E SILVIO SI TROVA DISARMATO: “CI HA TOLTO L’OPZIONE DEL VOTO, LOTTIAMO PER LA CANDIDABILITA'”
TIMORI SUL PD: “QUELLI VOGLIONO FARMI FUORI”
E guardando in volto gli avvocati che lo affiancano nello studio di Arcore nel tardo pomeriggio – come poi farà in serata nella cena con tutti i direttori delle reti Mediaset e dei giornali del gruppo – tira le conclusioni del responso.
E per lui non sono certo conclusioni entusiasmanti
Tanto Ghedini e Coppi con lui, quanto Gianni Letta al telefono da Roma – braccio destro che sembra possa aver visto di persona Napolitano a Castelporziano – lo invitano a mordere il freno.
A reagire con cautela, perfino con una moderata soddisfazione alla presa d’atto del Colle.
In realtà il Cavaliere ai più intimi confida fino a tarda ora tutte le sue perplessità , adesso non gli si aprono certo autostrade, ma sentieri assai stretti e su quelli bisognerà lavorare.
Ma gli esiti a cui poteranno le vie tortuose sono incerti e per nulla rassicuranti.
«Sono moderatamente soddisfatto, ma certo non sto lì a suonare le fanfare» commenta con schiettezza il leader ai dirigenti che in sequenza lo chiamano per ore al centralino di Villa San Martino dalle più disparate località di vacanza.
Lui blindato ad Arcore e con la sensazione di essere ancor più stretto all’angolo, con scarsi margini di manovra.
E soprattutto, come ha confidato a pochi, col sospetto cocente che dietro tanti riconoscimenti del ruolo, dietro l’apprezzamento per il contributo al governo del Paese, si celi il rischio concreto di finire in una trappola.
Ordita dal Pd, senza tanti giri di parole. «Quelli continuano a volermi fuori gioco e proveranno a farlo già in giunta: considero quel voto il banco di prova» è una delle reazioni a caldo dopo la lettura delle parole del presidente Napolitano.
Le garanzie fornite dall’inquilino dal Colle all’ambasciatore di sempre Gianni Letta, lo hanno convinto insomma fino a un certo punto.
Nessun commento ufficiale, nessun comunicato, nessuna intervista tv, taglia subito corto il portavoce Paolo Bonaiuti.
E «gli spiragli positivi ci sono», fanno presente all’ex premier proprio gli avvocati e lo stesso Letta.
Punto primo, c’è in quella nota il riconoscimento della sua leadership politica e del suo ruolo nel governo del Paese.
Ma soprattutto – e in questo momento è l’aspetto che sta più a cuore al Silvio Berlusconi fresco di condanna – viene escluso del tutto il carcere, la pena restrittiva più umiliante.
Non quelle alternative, è vero, ma quella viene considerata un’apertura incoraggiante.
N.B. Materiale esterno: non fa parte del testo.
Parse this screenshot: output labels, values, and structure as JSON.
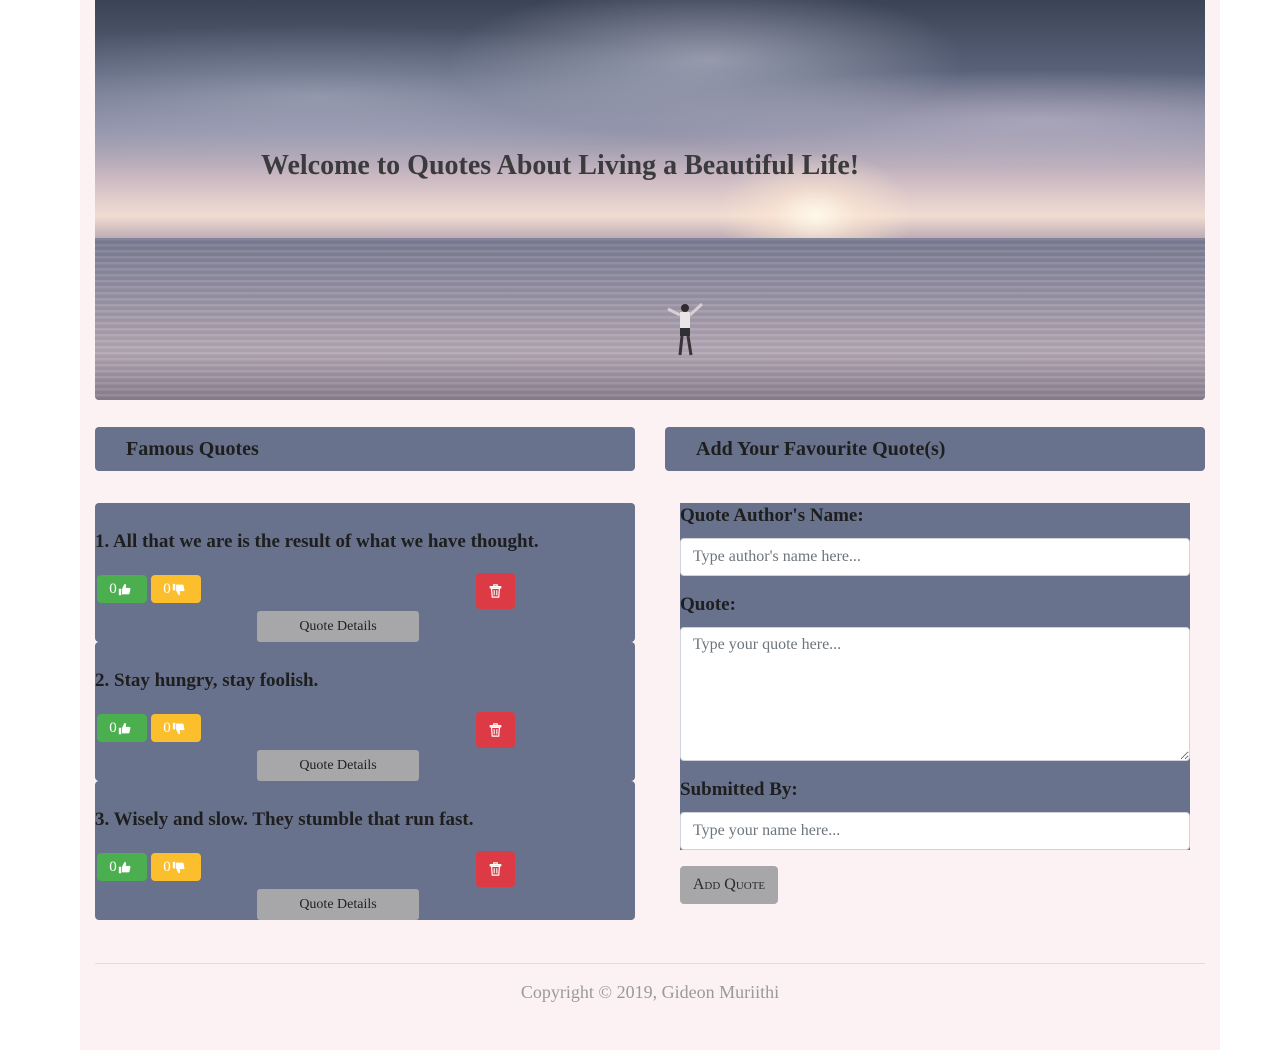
{
  "hero": {
    "title": "Welcome to Quotes About Living a Beautiful Life!"
  },
  "left_section": {
    "header": "Famous Quotes"
  },
  "right_section": {
    "header": "Add Your Favourite Quote(s)"
  },
  "quotes": [
    {
      "text": "1. All that we are is the result of what we have thought.",
      "likes": "0",
      "dislikes": "0",
      "details_label": "Quote Details"
    },
    {
      "text": "2. Stay hungry, stay foolish.",
      "likes": "0",
      "dislikes": "0",
      "details_label": "Quote Details"
    },
    {
      "text": "3. Wisely and slow. They stumble that run fast.",
      "likes": "0",
      "dislikes": "0",
      "details_label": "Quote Details"
    }
  ],
  "form": {
    "author_label": "Quote Author's Name:",
    "author_placeholder": "Type author's name here...",
    "quote_label": "Quote:",
    "quote_placeholder": "Type your quote here...",
    "submitted_label": "Submitted By:",
    "submitted_placeholder": "Type your name here...",
    "submit_label": "Add Quote"
  },
  "footer": {
    "copyright": "Copyright © 2019, Gideon Muriithi"
  },
  "colors": {
    "panel": "#68728c",
    "like": "#4bae4f",
    "dislike": "#fbbf2d",
    "delete": "#dc3a45",
    "page_bg": "#fcf2f3"
  },
  "icons": {
    "like": "thumbs-up-icon",
    "dislike": "thumbs-down-icon",
    "delete": "trash-icon"
  }
}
Che, a ragione o forse a torto, i legali ritengono possa essere di conforto anche per il futuro, per le eventuali altre condanne se dovessero poi passare anch’esse in giudicato. Ancora, viene rimesso al partito, al Pdl o meglio a Forza Italia la valutazione delle strade legittime da intraprendere adesso
Per non dire del riconoscimento della legittimità del dissenso e delle riserve, come se le critiche mosse in questi giorni alla condotta del presidente di sezione Esposito non fossero prive di fondamento.
Poco o tanto che sia, è l’unica zattera alla quale il quartier generale berlusconiano deve aggrapparsi adesso.
Tutto questo si traduce nella decisione di evitare per il momento reazioni scomposte. Non ci saranno dunque ricadute immediate sulla stabilità e sulla vita del governo Letta.
Ma fino a quando il premier possa contare su questa stabilità non è chiaro e ad Arcore fanno pronostici.
La mossa della disperazione per ora è congelata ma non esclusa del tutto.
I falchi del partito alla Santanchè, Verdini, Capezzone non a caso tacciono, non partono arma in resta contro Napolitano, nè invocano una crisi a breve.
Ma il quadro resta complicato. Berlusconi lo sa.
Ad oggi «prende atto degli spiragli, pur considerandoli tali, appunto» racconta un parlamentare che gli ha parlato. Si accontenta di un Quirinale che «non lo spinge fuori dallo spazio politico».
Non fa cenno al nodo della incandidabilità . Lasciando perfino una breccia per la via della grazia.
Napolitano ha escluso il motu proprio, sembra. Ma non di valutare una eventuale richiesta.
Istanza che tuttavia il leader forzista è restio ad avanzare: «Vorrebbe dire riconoscermi colpevole e in quel caso dovrei accompagnare la richiesta con un impegno a fare un passo indietro».
E per adesso lo scenario non è contemplato tra quelli possibili.
L’unica cosa certa è che non ci saranno elezioni, nè oggi nè domani.
Il messaggio del capo dello Stato impone uno stop a chi lavora sotto traccia per una crisi, sia nel Pdl che nel Pd.
«Ma adesso di tutta la macchina di Forza Italia lanciata in corsa dobbiamo valutare che fare» ragionava ieri sera un Berlusconi perplesso.
Manifesti, aerei, spot sul web. Perchè è chiaro che di una macchina elettorale si tratta, più che di un semplice partito rimesso a nuovo.
E se non si va al voto entro pochi mesi, rischia di bruciare tutto nella corsa a vuoto. Infine l’incubo in prospettiva.
Pier Ferdinando Casini e Luca Cordero di Montezemolo hanno intuito che a destra si spalancano praterie, pronti a lanciare un’Opa su un partito segnato dalla leadership monca.
L’ex premier ha colto la minaccia. È l’altra insidia che lo assilla, tutta interna stavolta: la tenuta del Pdl, il suo travaso in Forza Italia senza che tutto venga fagocitato da un grande centro deberlusconizzato.
La figlia Marina si tira fuori dai giochi. Ma i più vicini alla «corte» invitano a cogliere le ragioni strategiche della mossa: se non l’avesse fatto in queste ore, la sua disponibilità implicita avrebbe offerto sul piatto l’alternativa già in campo rispetto a una leadership ormai segnata e tramontata.
Se ne riparlerà quando si apriranno davvero i giochi elettorali.